3

This is a testing question, not an implementation question.

I have a program which produces a JSON, I want to be able to compare outputs consistently, so I'm converting all of my dicts to OrderedDicts.

I've searched through, and I'm pretty confident that I got them all, but good programming still requires testing. I'm not sure how to actually test that my dictionaries are coming out in the same order because I told them to, vs they just happened to come out in the same order...

Is there a way to force Python to randomize its non-Ordered dicts?

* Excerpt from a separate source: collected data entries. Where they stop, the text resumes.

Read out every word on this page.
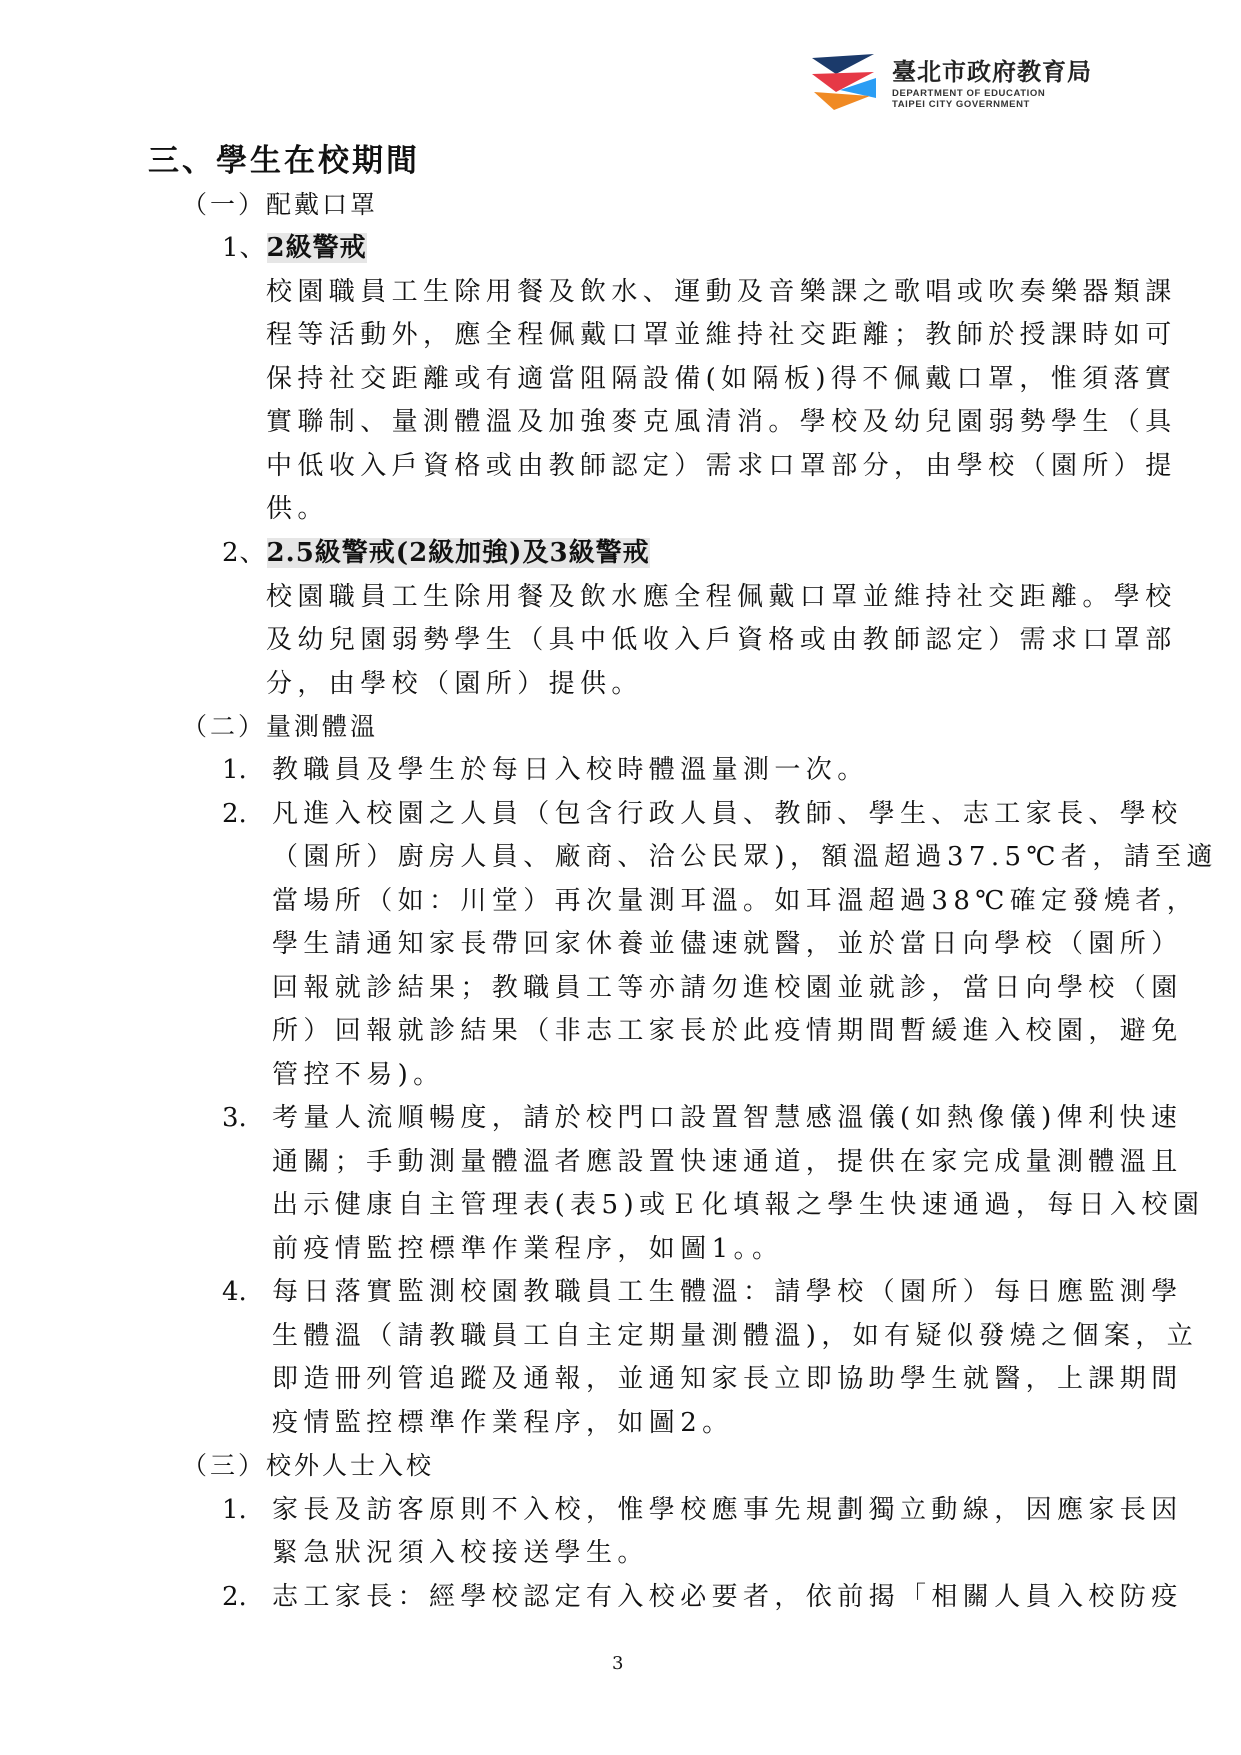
臺北市政府教育局
DEPARTMENT OF EDUCATION
TAIPEI CITY GOVERNMENT
三、學生在校期間
（一）配戴口罩
1、2級警戒
校園職員工生除用餐及飲水、運動及音樂課之歌唱或吹奏樂器類課
程等活動外，應全程佩戴口罩並維持社交距離；教師於授課時如可
保持社交距離或有適當阻隔設備(如隔板)得不佩戴口罩，惟須落實
實聯制、量測體溫及加強麥克風清消。學校及幼兒園弱勢學生（具
中低收入戶資格或由教師認定）需求口罩部分，由學校（園所）提
供。
2、2.5級警戒(2級加強)及3級警戒
校園職員工生除用餐及飲水應全程佩戴口罩並維持社交距離。學校
及幼兒園弱勢學生（具中低收入戶資格或由教師認定）需求口罩部
分，由學校（園所）提供。
（二）量測體溫
1. 教職員及學生於每日入校時體溫量測一次。
2. 凡進入校園之人員（包含行政人員、教師、學生、志工家長、學校
（園所）廚房人員、廠商、洽公民眾)，額溫超過37.5℃者，請至適
當場所（如：川堂）再次量測耳溫。如耳溫超過38℃確定發燒者，
學生請通知家長帶回家休養並儘速就醫，並於當日向學校（園所）
回報就診結果；教職員工等亦請勿進校園並就診，當日向學校（園
所）回報就診結果（非志工家長於此疫情期間暫緩進入校園，避免
管控不易)。
3. 考量人流順暢度，請於校門口設置智慧感溫儀(如熱像儀)俾利快速
通關；手動測量體溫者應設置快速通道，提供在家完成量測體溫且
出示健康自主管理表(表5)或Ｅ化填報之學生快速通過，每日入校園
前疫情監控標準作業程序，如圖1。。
4. 每日落實監測校園教職員工生體溫：請學校（園所）每日應監測學
生體溫（請教職員工自主定期量測體溫)，如有疑似發燒之個案，立
即造冊列管追蹤及通報，並通知家長立即協助學生就醫，上課期間
疫情監控標準作業程序，如圖2。
（三）校外人士入校
1. 家長及訪客原則不入校，惟學校應事先規劃獨立動線，因應家長因
緊急狀況須入校接送學生。
2. 志工家長：經學校認定有入校必要者，依前揭「相關人員入校防疫
3
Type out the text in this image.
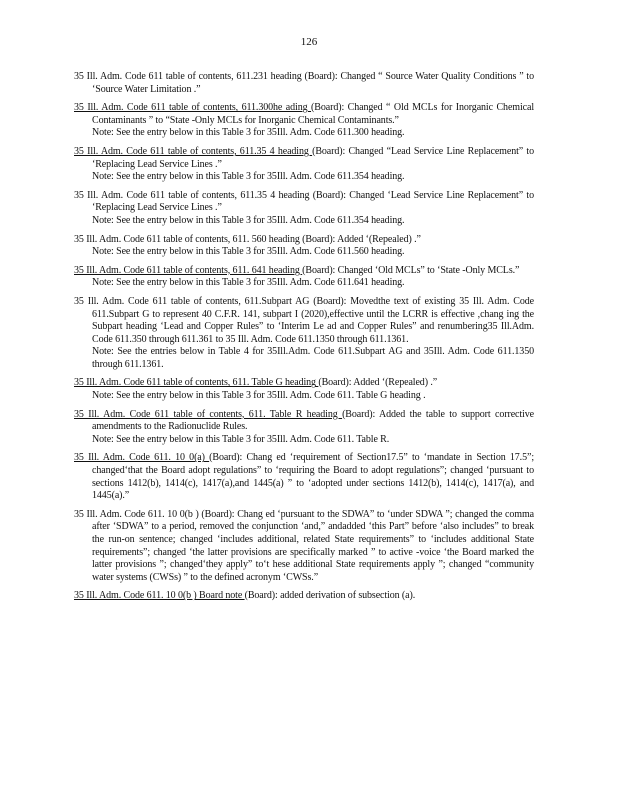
126
35 Ill. Adm. Code 611 table of contents, 611.231 heading (Board): Changed “ Source Water Quality Conditions ” to ‘Source Water Limitation .”
35 Ill. Adm. Code 611 table of contents, 611.300he ading (Board): Changed “ Old MCLs for Inorganic Chemical Contaminants ” to “State -Only MCLs for Inorganic Chemical Contaminants.”
Note: See the entry below in this Table 3 for 35Ill. Adm. Code 611.300 heading.
35 Ill. Adm. Code 611 table of contents, 611.35 4 heading (Board): Changed “Lead Service Line Replacement” to ‘Replacing Lead Service Lines .”
Note: See the entry below in this Table 3 for 35Ill. Adm. Code 611.354 heading.
35 Ill. Adm. Code 611 table of contents, 611.35 4 heading (Board): Changed ‘Lead Service Line Replacement” to ‘Replacing Lead Service Lines .”
Note: See the entry below in this Table 3 for 35Ill. Adm. Code 611.354 heading.
35 Ill. Adm. Code 611 table of contents, 611. 560 heading (Board): Added ‘(Repealed) .”
Note: See the entry below in this Table 3 for 35Ill. Adm. Code 611.560 heading.
35 Ill. Adm. Code 611 table of contents, 611. 641 heading (Board): Changed ‘Old MCLs” to ‘State -Only MCLs.”
Note: See the entry below in this Table 3 for 35Ill. Adm. Code 611.641 heading.
35 Ill. Adm. Code 611 table of contents, 611.Subpart AG (Board): Movedthe text of existing 35 Ill. Adm. Code 611.Subpart G to represent 40 C.F.R. 141, subpart I (2020),effective until the LCRR is effective ,chang ing the Subpart heading ‘Lead and Copper Rules” to ‘Interim Le ad and Copper Rules” and renumbering35 Ill.Adm. Code 611.350 through 611.361 to 35 Ill. Adm. Code 611.1350 through 611.1361.
Note: See the entries below in Table 4 for 35Ill.Adm. Code 611.Subpart AG and 35Ill. Adm. Code 611.1350 through 611.1361.
35 Ill. Adm. Code 611 table of contents, 611. Table G heading (Board): Added ‘(Repealed) .”
Note: See the entry below in this Table 3 for 35Ill. Adm. Code 611. Table G heading .
35 Ill. Adm. Code 611 table of contents, 611. Table R heading (Board): Added the table to support corrective amendments to the Radionuclide Rules.
Note: See the entry below in this Table 3 for 35Ill. Adm. Code 611. Table R.
35 Ill. Adm. Code 611. 10 0(a) (Board): Chang ed ‘requirement of Section17.5” to ‘mandate in Section 17.5”; changed‘that the Board adopt regulations” to ‘requiring the Board to adopt regulations”; changed ‘pursuant to sections 1412(b), 1414(c), 1417(a),and 1445(a) ” to ‘adopted under sections 1412(b), 1414(c), 1417(a), and 1445(a).”
35 Ill. Adm. Code 611. 10 0(b ) (Board): Chang ed ‘pursuant to the SDWA” to ‘under SDWA ”; changed the comma after ‘SDWA” to a period, removed the conjunction ‘and,” andadded ‘this Part” before ‘also includes” to break the run-on sentence; changed ‘includes additional, related State requirements” to ‘includes additional State requirements”; changed ‘the latter provisions are specifically marked ” to active -voice ‘the Board marked the latter provisions ”; changed‘they apply” to‘t hese additional State requirements apply ”; changed “community water systems (CWSs) ” to the defined acronym ‘CWSs.”
35 Ill. Adm. Code 611. 10 0(b ) Board note (Board): added derivation of subsection (a).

ETA: I'm using python 2.7. I've still got 18 months to convert this thing... it's on the list..

Brian Postow
  • 10,227
  • 14
  • 69
  • 113
  • 2
    Why does the order matter here? Can you just parse the JSON and compare it? – internet_user May 22 '18 at 20:32
  • Because there are some bits where the order matters in that the two sections need to be in the same order, for usage reasons. Also, because running text diff is much easier than writing a json comparison script... (None of the json comparison scripts out there seem to work right) – Brian Postow May 22 '18 at 20:38
  • If you use python 3.3 and up there’s already hash randomisation for each run of the interpreter. – jonrsharpe May 22 '18 at 20:39
  • 1
    Parse the JSON, recursively sort the resulting list/dict, then run any simple sequence diff on a depth-first walk of the trees. – abarnert May 22 '18 at 20:40
  • There are some things that can't be sorted alphabetically. because different parts need to be synchronized. – Brian Postow May 22 '18 at 20:41
  • And I am using 2.7 still... – Brian Postow May 22 '18 at 20:42
  • @jonrsharpe But that doesn't actually solve the OP's problem. There is no guarantee that the strings' hashes won't randomly happen to end up in the same order as insertion order. In fact, it makes it slightly worse—even if you test it and verify that hash order and insertion order are distinct, they may not be distinct in future runs of the same test. – abarnert May 22 '18 at 20:42
  • JSON objects can only have strings as keys. Which can always be alphabetically sorted. (And remember, we're not taking about sorting things for display purposes here, just sorting things to verify that the diff is empty.) – abarnert May 22 '18 at 20:43
  • Do you ever need dicts to be sorted? Or merely their string representations? – BallpointBen May 22 '18 at 21:53

1 Answers1

2

I'm not sure you really do need to test this, but if you do…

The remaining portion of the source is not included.